自然周期/レトロゾール周期採卵における分割期新鮮胚移植成績(レトロスペクティブコホート 2022)
海外では調節卵巣刺激が主流ですので、内服のみの卵巣刺激にての体外受精予後のデータはあまりありません。自然周期/レトロゾール周期採卵における分割期新鮮胚移植成績を調査したビッグデータをご紹介いたします。
≪ポイント≫
自然周期とレトロゾール周期新鮮胚移植において、周産期合併症、在胎週数、出生時体重、SGA児、LGA児、先天性異常に差を認めませんでした。
≪論文紹介≫
Kazumi Takeshima, et al. F S Rep. 2022 Mar 6;3(2):138-144. doi: 10.1016/j.xfre.2022.03.001.

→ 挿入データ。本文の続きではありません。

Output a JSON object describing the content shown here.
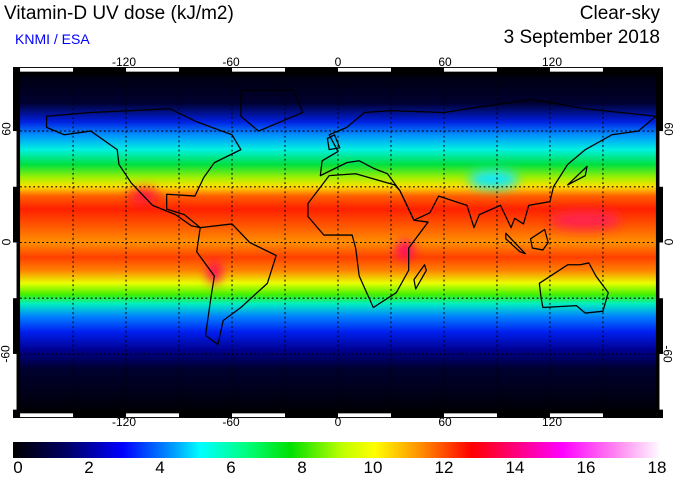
{
  "header": {
    "title": "Vitamin-D UV dose (kJ/m2)",
    "credit": "KNMI / ESA",
    "condition": "Clear-sky",
    "date": "3 September 2018"
  },
  "map": {
    "lon_ticks": [
      "-120",
      "-60",
      "0",
      "60",
      "120"
    ],
    "lat_ticks": [
      "60",
      "0",
      "-60"
    ],
    "lon_range": [
      -180,
      180
    ],
    "lat_range": [
      -90,
      90
    ],
    "grid_spacing_deg": 30
  },
  "colorbar": {
    "labels": [
      "0",
      "2",
      "4",
      "6",
      "8",
      "10",
      "12",
      "14",
      "16",
      "18"
    ],
    "min": 0,
    "max": 18,
    "colors": [
      "#000000",
      "#0000ff",
      "#00ffff",
      "#00e000",
      "#ffff00",
      "#ff0000",
      "#ff00ff",
      "#ffffff"
    ]
  }
}
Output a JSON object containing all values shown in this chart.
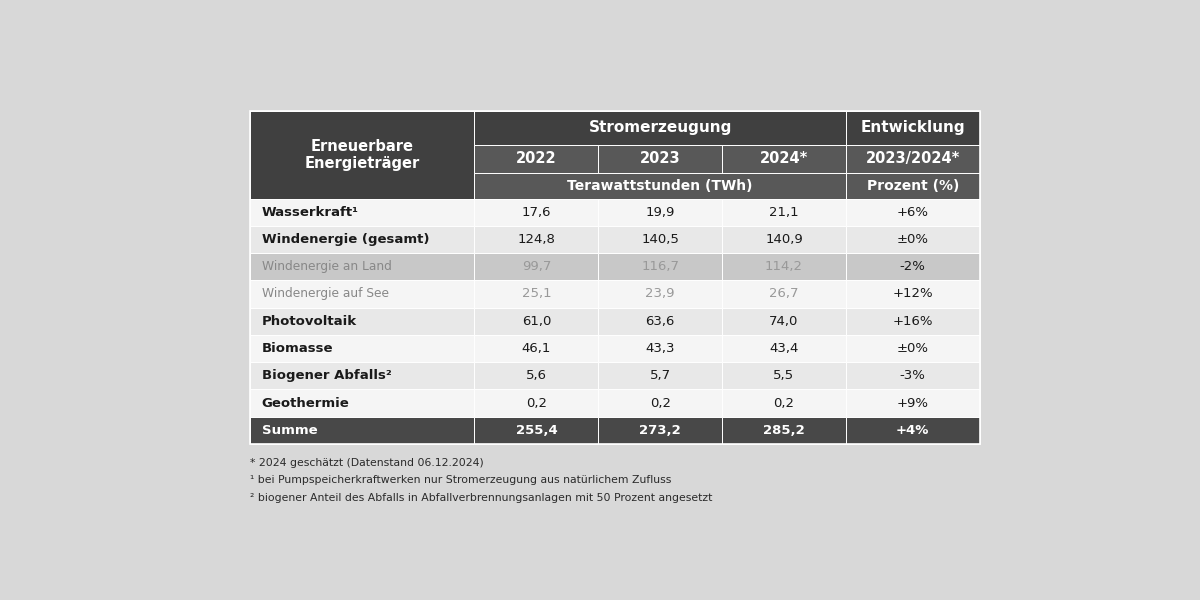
{
  "bg_color": "#d8d8d8",
  "header_dark": "#404040",
  "header_mid": "#585858",
  "row_white": "#f5f5f5",
  "row_light_gray": "#e8e8e8",
  "row_medium_gray": "#c8c8c8",
  "row_sub_gray": "#d0d0d0",
  "row_dark": "#484848",
  "col_header": "Erneuerbare\nEnergieträger",
  "col_years": [
    "2022",
    "2023",
    "2024*"
  ],
  "col_entwicklung": "2023/2024*",
  "unit_twh": "Terawattstunden (TWh)",
  "unit_pct": "Prozent (%)",
  "stromerzeugung": "Stromerzeugung",
  "entwicklung": "Entwicklung",
  "rows": [
    {
      "label": "Wasserkraft¹",
      "superscript": true,
      "vals": [
        "17,6",
        "19,9",
        "21,1"
      ],
      "dev": "+6%",
      "bold": true,
      "sub": false,
      "style": "white"
    },
    {
      "label": "Windenergie (gesamt)",
      "superscript": false,
      "vals": [
        "124,8",
        "140,5",
        "140,9"
      ],
      "dev": "±0%",
      "bold": true,
      "sub": false,
      "style": "light"
    },
    {
      "label": "Windenergie an Land",
      "superscript": false,
      "vals": [
        "99,7",
        "116,7",
        "114,2"
      ],
      "dev": "-2%",
      "bold": false,
      "sub": true,
      "style": "medium"
    },
    {
      "label": "Windenergie auf See",
      "superscript": false,
      "vals": [
        "25,1",
        "23,9",
        "26,7"
      ],
      "dev": "+12%",
      "bold": false,
      "sub": true,
      "style": "white"
    },
    {
      "label": "Photovoltaik",
      "superscript": false,
      "vals": [
        "61,0",
        "63,6",
        "74,0"
      ],
      "dev": "+16%",
      "bold": true,
      "sub": false,
      "style": "light"
    },
    {
      "label": "Biomasse",
      "superscript": false,
      "vals": [
        "46,1",
        "43,3",
        "43,4"
      ],
      "dev": "±0%",
      "bold": true,
      "sub": false,
      "style": "white"
    },
    {
      "label": "Biogener Abfalls²",
      "superscript": true,
      "vals": [
        "5,6",
        "5,7",
        "5,5"
      ],
      "dev": "-3%",
      "bold": true,
      "sub": false,
      "style": "light"
    },
    {
      "label": "Geothermie",
      "superscript": false,
      "vals": [
        "0,2",
        "0,2",
        "0,2"
      ],
      "dev": "+9%",
      "bold": true,
      "sub": false,
      "style": "white"
    },
    {
      "label": "Summe",
      "superscript": false,
      "vals": [
        "255,4",
        "273,2",
        "285,2"
      ],
      "dev": "+4%",
      "bold": true,
      "sub": false,
      "style": "dark"
    }
  ],
  "footnotes": [
    "* 2024 geschätzt (Datenstand 06.12.2024)",
    "¹ bei Pumpspeicherkraftwerken nur Stromerzeugung aus natürlichem Zufluss",
    "² biogener Anteil des Abfalls in Abfallverbrennungsanlagen mit 50 Prozent angesetzt"
  ]
}
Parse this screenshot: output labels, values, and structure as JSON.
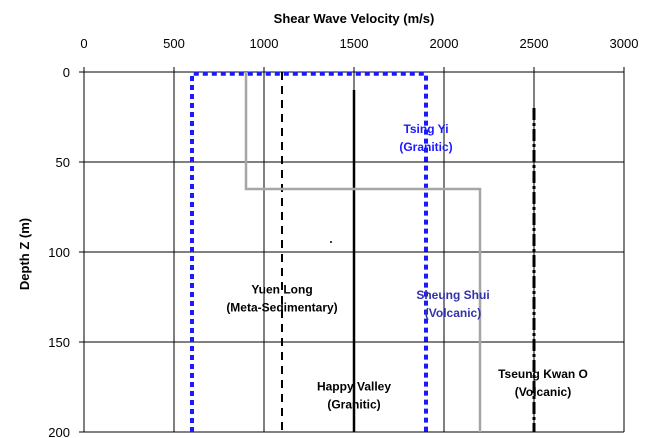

2008年1月から2017年12月に都内クリニックにおいて新鮮初期胚移植時に自然周期とレトロゾール周期にて新鮮初期胚移植時の生殖医療結果、周産期予後を比較したレトロスペクティブ・コホート研究です。自然周期とレトロゾール周期における採卵を実施し、採卵後2(3)日目に新鮮胚移植を実施しました。黄体補充はジドロゲステロン 30 mg/日をおこなっています。評価項目は周産期合併症と先天性異常としました。
結果:
自然周期とレトロゾール周期新鮮胚移植において、周産期合併症、在胎週数、出生時体重、SGA児、LGA児、先天性異常に差を認めませんでした。女性年齢、BMI、不妊原因、2cell割球数とグレード、移植日の子宮内膜厚、胎児性別で多変量解析を実施した95% CIは以下の通りです。HDP 95% CI 0.896 (0.464–1.732)、妊娠糖尿病 95% CI 0.966 (0.459–2.032)、HELLP症候群 95% CI 1.365 (0.112–16.598)、前期破水 95% CI 0.869 (0.085–8.832)、低置胎盤 95% CI 0.510 (0.060–4.325)、前置胎盤 95% CI 0.223 (0.038–1.300)、常位胎盤早期剥離 95% CI 1.442 (0.249–8.369)、帝王切開率 95% CI 0.778 (0.595–1.018)、早産 95% CI 1.299 (0.815–2.068)、低出生体重児 95% CI 1.217 (0.818–1.807)、SGA児 95% CI 1.373 (0.863–2.185)、LGA児 95% CI 3.817 (0.244–32.418)、Birth defect 95% CI 1.255 (0.706–2.232)。
≪私見≫
この報告は都内大手クリニックの10年間のデータの集積です。自然周期採卵新鮮胚移植群10,274周期(女性年齢 36.2歳)、レトロゾール周期採卵新鮮胚移植群1,323周期(女性年齢 33.1歳)のデータで臨床妊娠率はそれぞれ40.4%、50.5%でした。周産期予後比較は自然周期採卵新鮮胚移植群2,847名(女性年齢 34.4歳)、レトロゾール周期採卵新鮮胚移植群511名(女性年齢 32.6歳)での比較検討です。
採卵はLHサージが出ていない場合は34-36時間後採卵、血清LH 10– 20 mIU/mLの場合は30時間後採卵とし、ICSIは4時間後に実施しています。